Fortunately, my non-answer was allowed to slide because the kitchen phone rang. “It’s for you,” Gram said, handing me the phone. “Peter.”
I closed my eyes. I knew it. He was going to cancel.
“Katy?”
“Don’t tell me. You can’t make it.”
“Yes, I can. I’ll just be a little late. Jeremiah wants me to take him to the airport. I don’t want to hold your family up, so go on without me, and I’ll catch up to you.”
Well, okay. It could have been worse, but I still wasn’t happy. “Fine,” I said. “Thanks for letting me know.” I meant to sound casual, but I think I came off as mean.

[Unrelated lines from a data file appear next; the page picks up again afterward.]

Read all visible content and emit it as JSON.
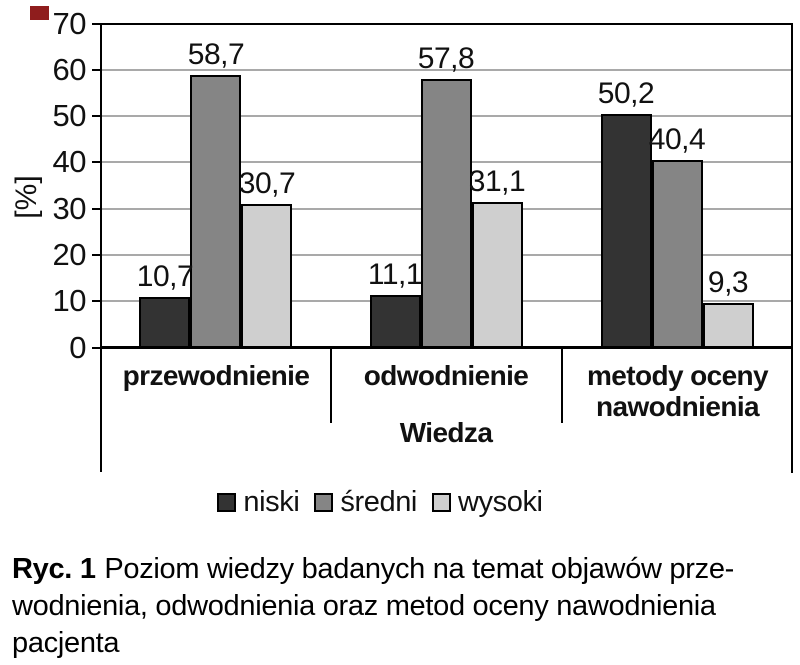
{
  "accent": {
    "marker_color": "#8f1d1d"
  },
  "chart_data": {
    "type": "bar",
    "categories": [
      "przewodnienie",
      "odwodnienie",
      "metody oceny nawodnienia"
    ],
    "series": [
      {
        "name": "niski",
        "color": "#333333",
        "values": [
          10.7,
          11.1,
          50.2
        ]
      },
      {
        "name": "średni",
        "color": "#858585",
        "values": [
          58.7,
          57.8,
          40.4
        ]
      },
      {
        "name": "wysoki",
        "color": "#cfcfcf",
        "values": [
          30.7,
          31.1,
          9.3
        ]
      }
    ],
    "value_labels": [
      [
        "10,7",
        "58,7",
        "30,7"
      ],
      [
        "11,1",
        "57,8",
        "31,1"
      ],
      [
        "50,2",
        "40,4",
        "9,3"
      ]
    ],
    "yticks": [
      "70",
      "60",
      "50",
      "40",
      "30",
      "20",
      "10",
      "0"
    ],
    "ylabel": "[%]",
    "xlabel": "Wiedza",
    "ylim": [
      0,
      70
    ],
    "ytick_step": 10,
    "grid": true,
    "legend_position": "bottom"
  },
  "labels": {
    "categories_display": [
      "przewodnienie",
      "odwodnienie",
      [
        "metody oceny",
        "nawodnienia"
      ]
    ]
  },
  "caption": {
    "prefix": "Ryc. 1",
    "line1_rest": "Poziom wiedzy badanych na temat objawów prze-",
    "line2": "wodnienia, odwodnienia oraz metod oceny nawodnienia",
    "line3": "pacjenta"
  }
}
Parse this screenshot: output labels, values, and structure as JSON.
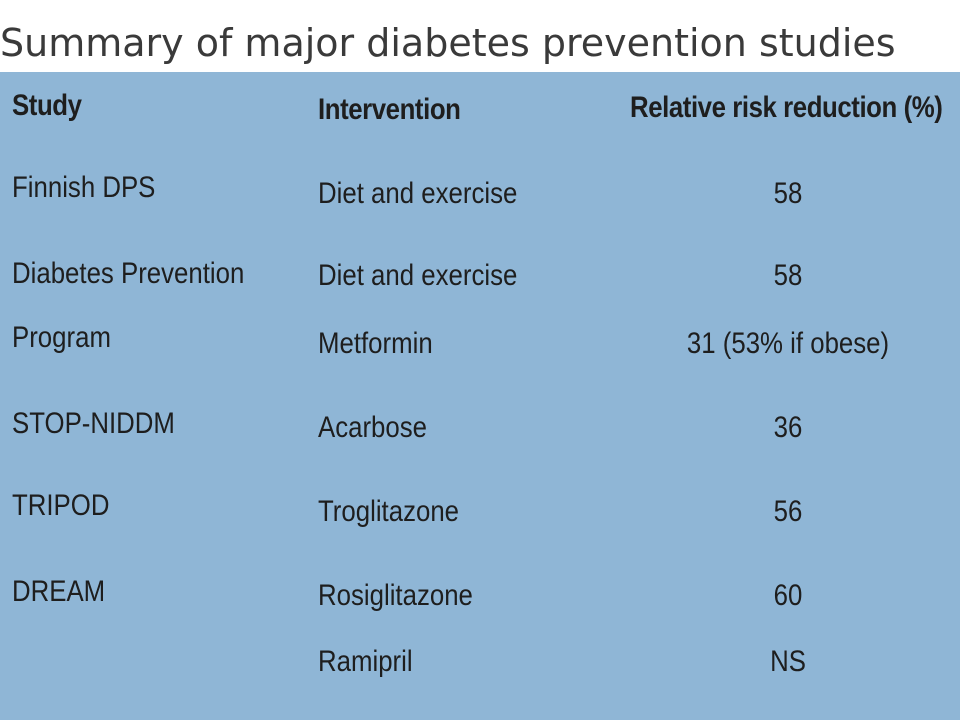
{
  "title": "Summary of major diabetes prevention studies",
  "table": {
    "headers": {
      "study": "Study",
      "intervention": "Intervention",
      "rrr": "Relative risk reduction (%)"
    },
    "rows": [
      {
        "study": "Finnish DPS",
        "intervention": "Diet and exercise",
        "rrr": "58"
      },
      {
        "study": "Diabetes Prevention",
        "intervention": "Diet and exercise",
        "rrr": "58"
      },
      {
        "study": "Program",
        "intervention": "Metformin",
        "rrr": "31 (53% if obese)"
      },
      {
        "study": "STOP-NIDDM",
        "intervention": "Acarbose",
        "rrr": "36"
      },
      {
        "study": "TRIPOD",
        "intervention": "Troglitazone",
        "rrr": "56"
      },
      {
        "study": "DREAM",
        "intervention": "Rosiglitazone",
        "rrr": "60"
      },
      {
        "study": "",
        "intervention": "Ramipril",
        "rrr": "NS"
      }
    ]
  }
}
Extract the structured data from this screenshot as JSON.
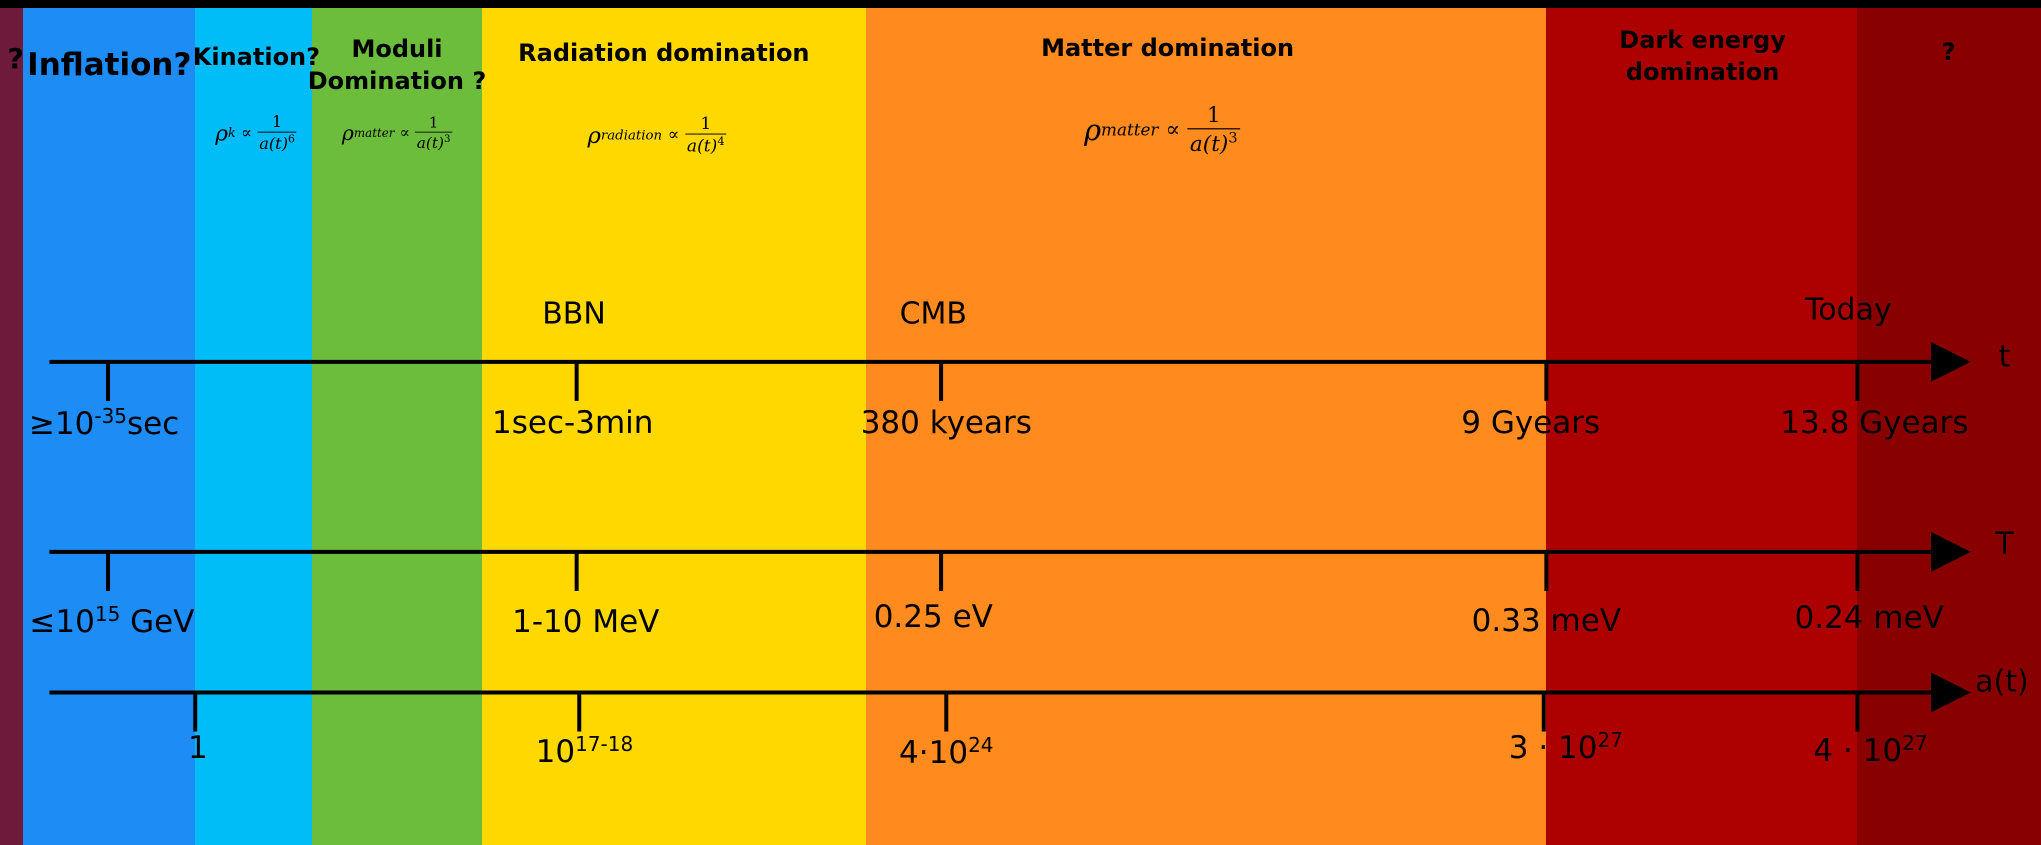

“He’s paying me a hundred dollars.”
“Lucky you.”
“Um, yeah,” Peter said uncertainly. I could tell he was trying to gauge how angry I was.
Sometimes I can be such a pill. I should have changed my tone, I knew, but I didn’t. “I’ll see you when you get the time,” I said coldly.
“Oh.” He sounded defeated. “Okay, I’ll see you there.”
“Is Peter working again?” Gram asked when I handed the phone back to her.
“Big surprise.”
“Peter is conscientious and responsible,” Agnes said in her schoolteacher’s voice. “You ought to be grateful.”
That was really annoying. “That’s easy for you to say,” I snapped, tossing my fork onto my plate with a clatter. “Jonathan always shows up for you when he says he will. He doesn’t put you last every time. He doesn’t cancel out on everything that’s fun.”
“Peter has three jobs,” Agnes pointed out. “He goes to school, he works at Hattie’s, and he’s interning at Shaw Enterprises.”